A similar situation occurs with pathway analyses. An assay that measures a change in a complex pathway, such as the PI3K/AKT/mTor pathway, cannot help but exclude important factors that contribute to a diverse set of outputs. This heterogeneity may be as much a part of the discordance between target inhibition and clinical response as widely cited factors, such as tumor heterogeneity as a result of genetic instability. In both cases, variability in the cells that constitute a tumor enable a significant number of cells to escape death. The difference between these two scenarios is that genetic instability suggests a somatic evolutionary process, whereas signaling heterogeneity suggests that insufficient control of the pathway results in escape from a therapeutic.
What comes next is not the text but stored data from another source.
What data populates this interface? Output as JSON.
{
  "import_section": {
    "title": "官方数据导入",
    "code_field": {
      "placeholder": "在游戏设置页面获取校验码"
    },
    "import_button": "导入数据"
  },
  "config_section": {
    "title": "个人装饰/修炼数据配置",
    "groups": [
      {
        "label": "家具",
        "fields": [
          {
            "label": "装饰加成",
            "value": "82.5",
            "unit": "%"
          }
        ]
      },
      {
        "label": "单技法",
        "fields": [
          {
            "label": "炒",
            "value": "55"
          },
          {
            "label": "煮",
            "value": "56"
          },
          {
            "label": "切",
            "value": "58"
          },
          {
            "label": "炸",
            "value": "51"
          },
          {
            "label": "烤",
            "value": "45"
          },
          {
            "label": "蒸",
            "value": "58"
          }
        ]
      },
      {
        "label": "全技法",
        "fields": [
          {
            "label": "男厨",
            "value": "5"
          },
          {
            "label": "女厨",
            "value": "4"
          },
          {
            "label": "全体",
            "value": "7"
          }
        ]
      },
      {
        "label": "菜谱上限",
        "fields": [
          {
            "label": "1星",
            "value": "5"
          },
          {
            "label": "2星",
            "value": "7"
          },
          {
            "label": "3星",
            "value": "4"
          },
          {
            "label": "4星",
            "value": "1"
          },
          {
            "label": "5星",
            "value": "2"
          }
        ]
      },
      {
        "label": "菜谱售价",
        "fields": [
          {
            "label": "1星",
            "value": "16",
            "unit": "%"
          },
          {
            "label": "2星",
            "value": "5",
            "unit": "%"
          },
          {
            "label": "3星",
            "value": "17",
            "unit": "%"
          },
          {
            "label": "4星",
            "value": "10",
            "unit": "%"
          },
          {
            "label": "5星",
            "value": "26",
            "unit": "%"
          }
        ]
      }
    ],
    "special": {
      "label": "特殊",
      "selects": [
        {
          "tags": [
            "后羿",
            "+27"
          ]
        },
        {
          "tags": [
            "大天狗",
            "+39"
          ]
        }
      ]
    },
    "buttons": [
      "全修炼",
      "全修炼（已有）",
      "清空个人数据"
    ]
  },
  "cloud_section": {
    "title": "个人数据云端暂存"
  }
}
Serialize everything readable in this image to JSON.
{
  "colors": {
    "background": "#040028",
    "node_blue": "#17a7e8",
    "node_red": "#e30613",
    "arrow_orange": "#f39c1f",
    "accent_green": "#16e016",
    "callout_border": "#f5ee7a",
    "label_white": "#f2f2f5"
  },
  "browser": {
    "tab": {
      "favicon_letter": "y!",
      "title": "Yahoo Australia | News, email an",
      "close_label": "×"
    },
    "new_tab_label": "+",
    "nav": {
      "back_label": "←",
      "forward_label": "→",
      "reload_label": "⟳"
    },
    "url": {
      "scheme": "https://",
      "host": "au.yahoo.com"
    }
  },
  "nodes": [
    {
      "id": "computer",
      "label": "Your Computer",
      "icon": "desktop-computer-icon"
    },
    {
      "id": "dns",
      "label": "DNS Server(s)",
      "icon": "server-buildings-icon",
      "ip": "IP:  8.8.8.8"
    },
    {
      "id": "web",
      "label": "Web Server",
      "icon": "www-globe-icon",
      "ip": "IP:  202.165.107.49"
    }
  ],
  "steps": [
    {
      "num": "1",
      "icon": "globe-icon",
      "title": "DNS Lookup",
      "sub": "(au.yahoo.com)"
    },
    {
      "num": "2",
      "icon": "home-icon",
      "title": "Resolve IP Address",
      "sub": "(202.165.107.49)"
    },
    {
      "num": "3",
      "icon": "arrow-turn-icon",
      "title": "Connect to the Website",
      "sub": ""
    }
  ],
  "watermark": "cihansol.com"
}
In such cases, single cell analysis could improve the search for combination therapeutic strategies. mTor activity is subject to multiple levels of feedback regulation [86
] and to cross-talk with other pathways, particularly the influence of amino acid and cellular energy levels on mTor activity [55
]. As such these influences would need to be measured in a multiparametric assay system, to track changes between two points in such a complex pathway. Taken together, the results presented here suggest that pathways that are quiescent (such p53 during periods of low DNA damage) or truly linear (such as activation of STAT signaling by JAK kinases) should show correlations between two points at the single cell level. This correlation could be used to validate results from RNAi experiments by providing a separate method of linking protein levels to pathway function.
Studies that integrate complex signaling interactions, as opposed to linear events within single pathways, are at the root of systems biology [31
], and are better able to characterize pathway states in their biological contexts. Such approaches are being shown to be of direct relevance to signaling in disease biology [25
]. HCS is a strong complement to flow cytometry as a method of single cell analysis because signaling pathway responses can be integrated with cytological dynamics, and as such will extend systems biology into areas such as cancer cell motility and invasion [27
]. These approaches will lead to more innovative approaches to treating disease [90
], including complex molecular studies which can be integrated with genetic and epidemiological studies that show subtle but important interactions between common disease loci.